I taped this charming offering from National Geographic channel just to see what the secular world was saying about Biblical things.
They did enlist Bible scholars from Egypt and Israel and they even threw in some Christian scholars from various universities.
With all this knowledge at the fingertips for our viewing pleasure, I am astounded at how obtuse some people are who study the Bible. I can forgive archeologists a little when they go down the wrong path, but those who claim to be expert in Biblical studies should always be cautious in interpretations. I will give them that. They were cautious.
The question was thrown up, "Why did God accept one brothers offering and reject the other one's offering?"
First explanation that was offered was that Cain really didn't know what he was doing since there had been no killing or death nor murder up to that point. [insert very loud and long groan here]
Puh-leese. Why do scholars get so close to a passage that they do not see the broad picture? Matthew Henry was excellent at drawing the big picture using related passages from all over the Bible, even using illustrations from the NT to explain parts of the OT. He is truly what I would call a Bible scholar.
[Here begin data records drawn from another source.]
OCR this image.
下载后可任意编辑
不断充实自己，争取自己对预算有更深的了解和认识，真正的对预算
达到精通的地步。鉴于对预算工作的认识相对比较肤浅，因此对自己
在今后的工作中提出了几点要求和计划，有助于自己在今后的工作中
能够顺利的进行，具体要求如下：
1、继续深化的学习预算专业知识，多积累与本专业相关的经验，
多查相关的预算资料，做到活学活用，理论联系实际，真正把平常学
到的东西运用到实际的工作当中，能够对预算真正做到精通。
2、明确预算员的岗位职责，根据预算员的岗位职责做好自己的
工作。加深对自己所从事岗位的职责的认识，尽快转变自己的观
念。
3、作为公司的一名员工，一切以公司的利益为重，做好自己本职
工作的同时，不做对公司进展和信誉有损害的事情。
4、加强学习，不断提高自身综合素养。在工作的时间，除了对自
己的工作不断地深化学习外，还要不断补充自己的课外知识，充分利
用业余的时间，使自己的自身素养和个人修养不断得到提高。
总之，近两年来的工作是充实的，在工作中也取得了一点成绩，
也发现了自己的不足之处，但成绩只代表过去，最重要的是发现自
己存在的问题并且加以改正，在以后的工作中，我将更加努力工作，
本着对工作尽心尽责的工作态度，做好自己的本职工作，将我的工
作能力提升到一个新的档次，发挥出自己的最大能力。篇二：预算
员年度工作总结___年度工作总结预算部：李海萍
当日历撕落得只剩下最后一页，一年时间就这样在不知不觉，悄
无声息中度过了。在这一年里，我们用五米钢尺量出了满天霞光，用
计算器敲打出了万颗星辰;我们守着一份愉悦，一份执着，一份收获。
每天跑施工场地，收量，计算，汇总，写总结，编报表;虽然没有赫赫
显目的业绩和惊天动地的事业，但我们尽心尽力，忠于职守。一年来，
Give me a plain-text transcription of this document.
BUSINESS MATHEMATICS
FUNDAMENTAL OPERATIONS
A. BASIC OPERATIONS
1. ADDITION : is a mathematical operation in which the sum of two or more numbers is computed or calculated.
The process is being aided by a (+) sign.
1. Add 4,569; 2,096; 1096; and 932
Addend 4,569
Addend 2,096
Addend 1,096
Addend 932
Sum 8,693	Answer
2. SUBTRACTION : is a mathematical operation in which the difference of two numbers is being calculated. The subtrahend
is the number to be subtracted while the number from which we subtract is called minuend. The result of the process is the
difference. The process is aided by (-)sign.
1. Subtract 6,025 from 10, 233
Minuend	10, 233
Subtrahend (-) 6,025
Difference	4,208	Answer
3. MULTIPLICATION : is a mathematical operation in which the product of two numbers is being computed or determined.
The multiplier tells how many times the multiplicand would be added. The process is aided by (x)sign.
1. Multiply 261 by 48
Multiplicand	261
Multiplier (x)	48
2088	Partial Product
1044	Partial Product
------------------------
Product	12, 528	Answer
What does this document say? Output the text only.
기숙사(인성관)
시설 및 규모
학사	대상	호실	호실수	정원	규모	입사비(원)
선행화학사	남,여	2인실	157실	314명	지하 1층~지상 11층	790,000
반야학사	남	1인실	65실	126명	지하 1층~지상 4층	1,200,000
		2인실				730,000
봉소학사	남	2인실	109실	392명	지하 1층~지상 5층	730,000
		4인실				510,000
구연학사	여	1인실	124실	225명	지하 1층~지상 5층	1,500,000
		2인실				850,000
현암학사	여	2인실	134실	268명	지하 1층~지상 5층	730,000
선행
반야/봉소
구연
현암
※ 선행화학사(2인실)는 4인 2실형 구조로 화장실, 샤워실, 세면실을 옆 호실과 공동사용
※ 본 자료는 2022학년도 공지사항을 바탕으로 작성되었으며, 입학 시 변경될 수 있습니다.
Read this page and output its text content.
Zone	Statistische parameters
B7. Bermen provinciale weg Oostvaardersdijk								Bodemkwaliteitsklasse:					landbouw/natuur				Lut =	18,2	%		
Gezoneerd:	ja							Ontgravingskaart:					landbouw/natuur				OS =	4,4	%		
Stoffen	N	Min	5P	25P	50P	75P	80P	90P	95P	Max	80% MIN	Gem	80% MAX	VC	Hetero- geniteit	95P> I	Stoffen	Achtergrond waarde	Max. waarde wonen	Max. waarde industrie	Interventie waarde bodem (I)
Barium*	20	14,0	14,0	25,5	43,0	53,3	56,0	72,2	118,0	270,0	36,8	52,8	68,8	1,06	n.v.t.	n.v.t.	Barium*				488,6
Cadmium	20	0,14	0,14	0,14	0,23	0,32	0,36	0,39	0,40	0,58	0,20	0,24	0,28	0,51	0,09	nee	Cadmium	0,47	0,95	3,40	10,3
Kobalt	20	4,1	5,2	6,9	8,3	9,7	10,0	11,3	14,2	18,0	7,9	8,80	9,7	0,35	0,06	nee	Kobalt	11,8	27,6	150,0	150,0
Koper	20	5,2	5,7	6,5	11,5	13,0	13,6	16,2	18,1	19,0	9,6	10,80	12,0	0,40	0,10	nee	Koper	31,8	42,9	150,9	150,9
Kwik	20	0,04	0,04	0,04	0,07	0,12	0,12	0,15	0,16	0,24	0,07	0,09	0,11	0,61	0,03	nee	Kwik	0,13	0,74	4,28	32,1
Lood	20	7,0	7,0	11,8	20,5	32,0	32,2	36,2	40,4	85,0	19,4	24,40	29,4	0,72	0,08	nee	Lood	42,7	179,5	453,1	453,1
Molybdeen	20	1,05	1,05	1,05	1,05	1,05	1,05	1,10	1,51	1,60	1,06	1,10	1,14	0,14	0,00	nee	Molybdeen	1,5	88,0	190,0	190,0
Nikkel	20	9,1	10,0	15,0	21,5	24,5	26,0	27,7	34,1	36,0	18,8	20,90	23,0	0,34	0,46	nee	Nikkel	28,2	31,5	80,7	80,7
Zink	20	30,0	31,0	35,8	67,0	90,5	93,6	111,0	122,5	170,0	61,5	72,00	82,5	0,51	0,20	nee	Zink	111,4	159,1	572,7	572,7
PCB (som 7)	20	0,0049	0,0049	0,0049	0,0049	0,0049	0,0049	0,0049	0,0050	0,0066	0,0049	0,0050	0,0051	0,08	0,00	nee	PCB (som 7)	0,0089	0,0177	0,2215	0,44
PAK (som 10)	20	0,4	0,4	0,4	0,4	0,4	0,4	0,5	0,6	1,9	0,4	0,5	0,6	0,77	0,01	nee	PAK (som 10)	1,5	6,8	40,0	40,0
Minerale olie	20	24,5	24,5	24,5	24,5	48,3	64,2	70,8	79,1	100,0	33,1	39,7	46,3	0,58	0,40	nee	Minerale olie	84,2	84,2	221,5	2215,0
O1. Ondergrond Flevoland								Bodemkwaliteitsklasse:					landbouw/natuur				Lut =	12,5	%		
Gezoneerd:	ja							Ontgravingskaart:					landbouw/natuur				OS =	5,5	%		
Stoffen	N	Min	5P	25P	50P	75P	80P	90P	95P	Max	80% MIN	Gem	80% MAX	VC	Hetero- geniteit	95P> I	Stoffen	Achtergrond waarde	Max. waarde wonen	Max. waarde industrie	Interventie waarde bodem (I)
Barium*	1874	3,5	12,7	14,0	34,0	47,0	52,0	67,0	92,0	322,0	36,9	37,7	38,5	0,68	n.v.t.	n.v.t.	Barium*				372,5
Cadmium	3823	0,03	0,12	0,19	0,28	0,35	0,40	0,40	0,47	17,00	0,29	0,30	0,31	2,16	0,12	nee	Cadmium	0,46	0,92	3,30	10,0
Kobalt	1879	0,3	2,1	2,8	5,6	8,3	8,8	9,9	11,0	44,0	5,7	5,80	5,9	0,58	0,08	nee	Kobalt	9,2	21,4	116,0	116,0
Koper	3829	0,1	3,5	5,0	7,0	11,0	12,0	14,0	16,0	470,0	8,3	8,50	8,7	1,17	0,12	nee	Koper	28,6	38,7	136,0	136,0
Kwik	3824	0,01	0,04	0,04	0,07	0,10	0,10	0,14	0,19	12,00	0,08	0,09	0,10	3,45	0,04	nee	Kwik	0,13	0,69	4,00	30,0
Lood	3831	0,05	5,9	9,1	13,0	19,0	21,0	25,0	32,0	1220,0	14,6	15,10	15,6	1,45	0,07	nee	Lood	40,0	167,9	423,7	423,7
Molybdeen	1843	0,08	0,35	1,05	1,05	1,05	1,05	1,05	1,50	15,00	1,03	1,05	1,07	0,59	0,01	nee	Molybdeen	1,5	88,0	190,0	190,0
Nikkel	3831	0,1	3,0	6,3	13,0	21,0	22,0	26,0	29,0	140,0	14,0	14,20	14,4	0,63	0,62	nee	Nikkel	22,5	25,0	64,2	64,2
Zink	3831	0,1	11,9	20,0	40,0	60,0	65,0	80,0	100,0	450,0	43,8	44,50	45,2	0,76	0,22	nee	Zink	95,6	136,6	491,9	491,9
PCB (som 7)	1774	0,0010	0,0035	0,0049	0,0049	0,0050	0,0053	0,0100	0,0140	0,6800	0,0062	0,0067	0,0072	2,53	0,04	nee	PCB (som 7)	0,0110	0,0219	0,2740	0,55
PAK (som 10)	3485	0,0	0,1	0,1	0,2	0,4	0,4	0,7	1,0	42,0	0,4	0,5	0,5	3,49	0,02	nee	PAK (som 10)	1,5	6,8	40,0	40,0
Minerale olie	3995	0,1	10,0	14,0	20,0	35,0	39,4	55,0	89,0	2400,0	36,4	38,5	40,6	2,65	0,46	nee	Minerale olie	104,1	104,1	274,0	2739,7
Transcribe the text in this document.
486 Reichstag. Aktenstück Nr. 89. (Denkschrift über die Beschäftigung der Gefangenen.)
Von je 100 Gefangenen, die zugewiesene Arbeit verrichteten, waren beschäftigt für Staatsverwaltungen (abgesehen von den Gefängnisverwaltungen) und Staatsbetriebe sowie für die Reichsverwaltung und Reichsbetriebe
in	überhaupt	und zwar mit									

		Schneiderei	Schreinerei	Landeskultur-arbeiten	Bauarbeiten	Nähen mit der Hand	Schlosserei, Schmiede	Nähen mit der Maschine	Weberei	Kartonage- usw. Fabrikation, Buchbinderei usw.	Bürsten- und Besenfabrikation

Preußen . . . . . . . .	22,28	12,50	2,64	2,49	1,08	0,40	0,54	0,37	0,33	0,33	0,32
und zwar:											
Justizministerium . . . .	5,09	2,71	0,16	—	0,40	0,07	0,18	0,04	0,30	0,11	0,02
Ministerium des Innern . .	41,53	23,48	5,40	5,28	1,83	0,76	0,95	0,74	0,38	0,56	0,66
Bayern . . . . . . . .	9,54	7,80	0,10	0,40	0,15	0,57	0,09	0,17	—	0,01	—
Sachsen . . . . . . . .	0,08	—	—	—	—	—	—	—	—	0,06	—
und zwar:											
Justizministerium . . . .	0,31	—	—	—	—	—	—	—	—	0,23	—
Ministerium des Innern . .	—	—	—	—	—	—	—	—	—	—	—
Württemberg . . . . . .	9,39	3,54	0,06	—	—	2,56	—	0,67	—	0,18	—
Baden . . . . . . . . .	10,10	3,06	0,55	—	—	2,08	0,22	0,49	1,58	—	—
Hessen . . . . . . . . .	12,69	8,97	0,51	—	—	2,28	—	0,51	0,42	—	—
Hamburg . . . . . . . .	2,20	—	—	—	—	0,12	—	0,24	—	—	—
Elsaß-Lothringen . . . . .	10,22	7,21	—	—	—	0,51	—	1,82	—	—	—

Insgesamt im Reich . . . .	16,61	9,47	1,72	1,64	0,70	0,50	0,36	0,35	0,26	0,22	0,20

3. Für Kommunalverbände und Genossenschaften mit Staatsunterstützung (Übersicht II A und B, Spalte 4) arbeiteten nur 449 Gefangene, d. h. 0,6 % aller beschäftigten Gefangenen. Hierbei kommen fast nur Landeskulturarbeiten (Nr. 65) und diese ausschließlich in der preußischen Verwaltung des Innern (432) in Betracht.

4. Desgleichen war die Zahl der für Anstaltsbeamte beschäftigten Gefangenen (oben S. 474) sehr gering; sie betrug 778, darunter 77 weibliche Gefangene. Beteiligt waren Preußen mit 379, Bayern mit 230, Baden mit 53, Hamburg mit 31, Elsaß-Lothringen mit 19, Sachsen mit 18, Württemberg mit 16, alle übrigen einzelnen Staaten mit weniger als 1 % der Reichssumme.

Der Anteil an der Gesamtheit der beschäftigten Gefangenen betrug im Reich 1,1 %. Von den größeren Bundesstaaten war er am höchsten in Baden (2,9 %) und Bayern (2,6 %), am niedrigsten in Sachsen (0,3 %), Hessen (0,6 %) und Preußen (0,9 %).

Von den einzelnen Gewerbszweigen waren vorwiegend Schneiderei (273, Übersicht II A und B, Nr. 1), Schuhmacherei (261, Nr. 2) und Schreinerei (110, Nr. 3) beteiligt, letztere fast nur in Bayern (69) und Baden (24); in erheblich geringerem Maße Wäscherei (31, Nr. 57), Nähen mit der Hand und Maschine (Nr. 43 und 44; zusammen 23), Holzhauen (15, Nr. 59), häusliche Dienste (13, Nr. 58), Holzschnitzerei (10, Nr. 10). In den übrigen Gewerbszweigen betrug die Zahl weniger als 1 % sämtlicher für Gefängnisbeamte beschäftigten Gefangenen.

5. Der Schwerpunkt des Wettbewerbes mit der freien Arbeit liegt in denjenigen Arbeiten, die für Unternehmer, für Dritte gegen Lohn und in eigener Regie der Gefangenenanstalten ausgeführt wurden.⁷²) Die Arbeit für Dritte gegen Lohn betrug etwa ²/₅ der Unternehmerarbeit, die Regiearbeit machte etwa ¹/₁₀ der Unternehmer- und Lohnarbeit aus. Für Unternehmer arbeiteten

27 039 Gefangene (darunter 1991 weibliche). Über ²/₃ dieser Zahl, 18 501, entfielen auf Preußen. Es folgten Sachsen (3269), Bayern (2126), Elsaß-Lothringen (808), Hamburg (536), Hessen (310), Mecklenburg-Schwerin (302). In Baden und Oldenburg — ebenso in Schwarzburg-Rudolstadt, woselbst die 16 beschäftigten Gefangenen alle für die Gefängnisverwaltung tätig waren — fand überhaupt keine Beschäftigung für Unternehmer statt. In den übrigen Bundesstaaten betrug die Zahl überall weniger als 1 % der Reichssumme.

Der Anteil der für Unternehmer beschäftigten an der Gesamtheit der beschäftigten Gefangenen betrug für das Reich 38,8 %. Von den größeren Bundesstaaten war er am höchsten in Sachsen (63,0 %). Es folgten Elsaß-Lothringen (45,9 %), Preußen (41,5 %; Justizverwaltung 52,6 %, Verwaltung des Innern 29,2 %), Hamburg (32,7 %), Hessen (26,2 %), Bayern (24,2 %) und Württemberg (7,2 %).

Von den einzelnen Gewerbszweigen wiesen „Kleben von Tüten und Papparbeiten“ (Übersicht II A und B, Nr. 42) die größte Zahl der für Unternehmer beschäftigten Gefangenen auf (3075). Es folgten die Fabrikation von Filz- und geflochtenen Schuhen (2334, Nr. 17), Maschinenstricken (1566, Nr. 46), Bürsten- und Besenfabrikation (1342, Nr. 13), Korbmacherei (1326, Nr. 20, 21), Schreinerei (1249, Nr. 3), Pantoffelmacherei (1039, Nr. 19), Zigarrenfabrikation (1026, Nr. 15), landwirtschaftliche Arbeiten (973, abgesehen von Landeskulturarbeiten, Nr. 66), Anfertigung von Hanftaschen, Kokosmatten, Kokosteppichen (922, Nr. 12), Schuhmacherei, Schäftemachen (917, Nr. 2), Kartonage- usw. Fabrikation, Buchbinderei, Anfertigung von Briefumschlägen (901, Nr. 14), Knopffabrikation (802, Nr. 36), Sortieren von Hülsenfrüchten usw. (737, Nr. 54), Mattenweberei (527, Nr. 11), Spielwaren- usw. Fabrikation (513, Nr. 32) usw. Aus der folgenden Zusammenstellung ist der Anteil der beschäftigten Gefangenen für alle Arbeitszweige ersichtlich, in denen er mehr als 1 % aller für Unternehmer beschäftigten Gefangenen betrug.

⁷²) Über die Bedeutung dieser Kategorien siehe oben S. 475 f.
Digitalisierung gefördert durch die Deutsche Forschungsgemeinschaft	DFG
Cain knew. I am quite sure that Adam and Eve had told them the story of how God killed innocent animals in order to cover their nakedness. This is how they clothed themselves. Cain knew what death was. The covering of nakedness was actually the very first sacrifice, not the one depicted of Abel and Cain. It was the physical picture of the Spiritual truth that forgiveness and remission never comes without blood, which is why Christ's sacrifice is so precious to us.
I am also quite sure that Adam offered sacrifice in the proper way, the first fruits of the womb. This is precisely how Abel knew what to sacrifice from his own herd.
This is also why God accepted Abel's sacrifice... and why God rejected Cain's. The sacrifice was Abel's acknowledgement that he had sinned, that he needed forgiveness from God, and it was his acknowledgement of the Sovereignty of God, His perfectness.
These scholars offered up another explanation of why Cain murdered Abel. It was over the love of their sister who was married to Abel. Cain wanted her so he killed Abel so he could have her. The narrator said that this explanation made much more sense, after all, we are slaves to our passions, right? I have no doubt that each man had his own wife who literally was his sister. The gene pool was a lot more pure back then. But, I think the murder in Cain's heart was much more than lustful adultery.
Cain's offering was from his own labor. Although, nothing grows without God's blessings, this sacrifice was from the "sweat of his brow". All that sacrifice did was remind God of the Sin and the Curse because of the Sin. Cain in no way acknowledged he was a sinner and needed forgiveness. He did not follow God's example of shed blood to cover sin. He side-stepped the issue and basically told God that he did not need forgiveness or that he would follow his own way rather than the example set by God. The Almighty could not and would not accept that. He had set some rules and ordinances and Cain had disobeyed them.
I tried to watch to the bitter end, but frankly was so astounded by the blindness that I couldn't concentrate anymore on the thing.
One other thing, though. The Land of Nod was mentioned and they broached the topic that these people were not related to Cain and Abel at all. I have to remember that the Bible as inerrant and that Adam and Eve literally procreated all the people of earth is becoming less accepted these days. Scholars tend to become blinded with their knowledge rather than enlightened. They tried to tell us that Egypt had the Cain and Able story first and that Moses was just writing about things he'd heard over the campfire and at the ports, after all Moses was raised by Pharoah's daughter.
I don't see how someone can call himself a Bible scholar when he doesn't believe what he is studying. How can he see any truth if there is no Holy Spirit to explain it? These men, I think, lend great credence to that verse penned by Paul, they are "looking through a glass darkly."